The Voices Asking “Why Not Fix Work Instead?”
The second major current in the thread — accounting for roughly 30 percent of engagement — directed frustration not at parents or teachers but at the employment system. Japan’s rigid working-hours culture, commenters argued, is the underlying cause. Schools are being asked to absorb a problem that employers created and refuse to fix.
Several commenters explicitly connected the issue to Japan’s falling birthrate, arguing that a society structured around rigid corporate work hours — which then shifts the burden to schools when families buckle — is itself a driver of the decision not to have children.
The Labor Rights Dimension
A smaller but sharply worded cluster of comments focused on the legal and contractual basis for asking teachers to extend their working day. Japan’s teacher employment law exempts educators from standard overtime provisions in exchange for a 4 percent salary supplement — an arrangement that has drawn criticism for decades as working hours have expanded far beyond what the law envisioned.
One commenter noted that even if teachers are not formally required to show up early, some will anyway — driven by professional conscience — and receive no compensation for it. The Takasaki city education board’s response that teachers would not be asked to come in early was seen by many as naive, given the well-documented tendency of Japanese teachers to work well beyond their contracted hours.
A Broader Pattern
The Takasaki dispute is a concentrated version of a tension that runs throughout Japanese society: the gap between an economic structure that requires long and inflexible working hours, and a social infrastructure that was never built to support the families that structure produces.
Japan’s elementary school system was designed around a household model in which one parent — typically the mother — was available at home during school hours. That model has eroded, but the school system has not fully adapted. The result is a series of pressure points: the 7:00 a.m. standoff in Takasaki is one of them. Schools in Shinagawa and other districts that have solved the problem with outside staffing show it can be done — but it requires resources that Takasaki, at least in this first version of the plan, did not provide.
The gap between parents and teachers in this case is not, the comments suggest, a gap in values. It is a gap created by a system that asks both groups to absorb costs it has not agreed to pay.
The Takeaway
The numbers in this thread are almost uniformly one-sided. Fewer than one percent of engagement went to comments explicitly supporting the 7:00 a.m. policy as designed.

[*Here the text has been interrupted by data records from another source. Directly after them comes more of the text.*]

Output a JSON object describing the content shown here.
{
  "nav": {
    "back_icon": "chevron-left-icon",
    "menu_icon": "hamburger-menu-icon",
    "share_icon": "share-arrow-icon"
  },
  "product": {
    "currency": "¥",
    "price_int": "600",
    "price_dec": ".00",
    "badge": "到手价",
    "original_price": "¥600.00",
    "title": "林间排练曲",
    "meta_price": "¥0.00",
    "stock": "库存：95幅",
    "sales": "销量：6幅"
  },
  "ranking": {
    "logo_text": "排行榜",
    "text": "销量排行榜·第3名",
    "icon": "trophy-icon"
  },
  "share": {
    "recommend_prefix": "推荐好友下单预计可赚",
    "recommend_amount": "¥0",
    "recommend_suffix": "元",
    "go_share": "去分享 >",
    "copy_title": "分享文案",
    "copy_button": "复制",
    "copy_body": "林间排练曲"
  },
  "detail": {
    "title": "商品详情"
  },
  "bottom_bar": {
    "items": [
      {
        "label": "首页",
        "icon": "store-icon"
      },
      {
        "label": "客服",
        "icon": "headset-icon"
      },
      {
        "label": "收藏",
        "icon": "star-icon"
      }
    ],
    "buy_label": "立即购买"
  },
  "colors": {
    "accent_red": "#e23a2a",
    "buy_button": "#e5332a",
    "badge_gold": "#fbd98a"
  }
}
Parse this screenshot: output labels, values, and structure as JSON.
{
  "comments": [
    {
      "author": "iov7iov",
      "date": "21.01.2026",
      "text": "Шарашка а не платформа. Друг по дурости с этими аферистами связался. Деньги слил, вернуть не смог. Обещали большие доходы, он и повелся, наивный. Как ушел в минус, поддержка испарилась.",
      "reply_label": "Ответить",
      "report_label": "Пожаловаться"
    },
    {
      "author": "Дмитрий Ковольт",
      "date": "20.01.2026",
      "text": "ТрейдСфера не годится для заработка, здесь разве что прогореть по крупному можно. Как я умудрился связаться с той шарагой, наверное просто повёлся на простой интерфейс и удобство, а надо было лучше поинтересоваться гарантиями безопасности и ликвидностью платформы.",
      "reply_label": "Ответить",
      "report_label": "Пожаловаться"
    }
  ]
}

The single most-liked comment in the thread captured 48 percent of all engagement by itself. By raw count, opponents of the policy as implemented outnumbered supporters by a ratio that exceeds the 99 percent opposition in the staff survey itself.
But the opposition is more textured than a simple yes/no verdict. Commenters did not, by and large, dismiss the hardship of working parents. What they rejected was a solution that offloads that hardship onto teachers without compensation, oversight, or logistical support. The Shinagawa model — outside staff, two-person coverage, clear accountability — appeared repeatedly as a benchmark that Takasaki had failed to meet.
The political question the thread left open: if companies will not adapt their working hours, and schools cannot absorb unsupported early childcare, who is responsible for filling the gap? Japan’s political establishment, several commenters noted, has not answered that question. The “first-grade wall” remains standing.
Methodology: We analyzed 373 replies collected from the X reply thread to Livedoor News’s April 2, 2026 post on the Takasaki school opening policy. The original post was excluded from sentiment analysis. Sentiment was classified manually by theme based on the highest-engagement replies. Engagement weighting uses likes plus retweets as a proxy for audience agreement. This analysis reflects public replies only and does not capture quote tweets or reactions on other platforms.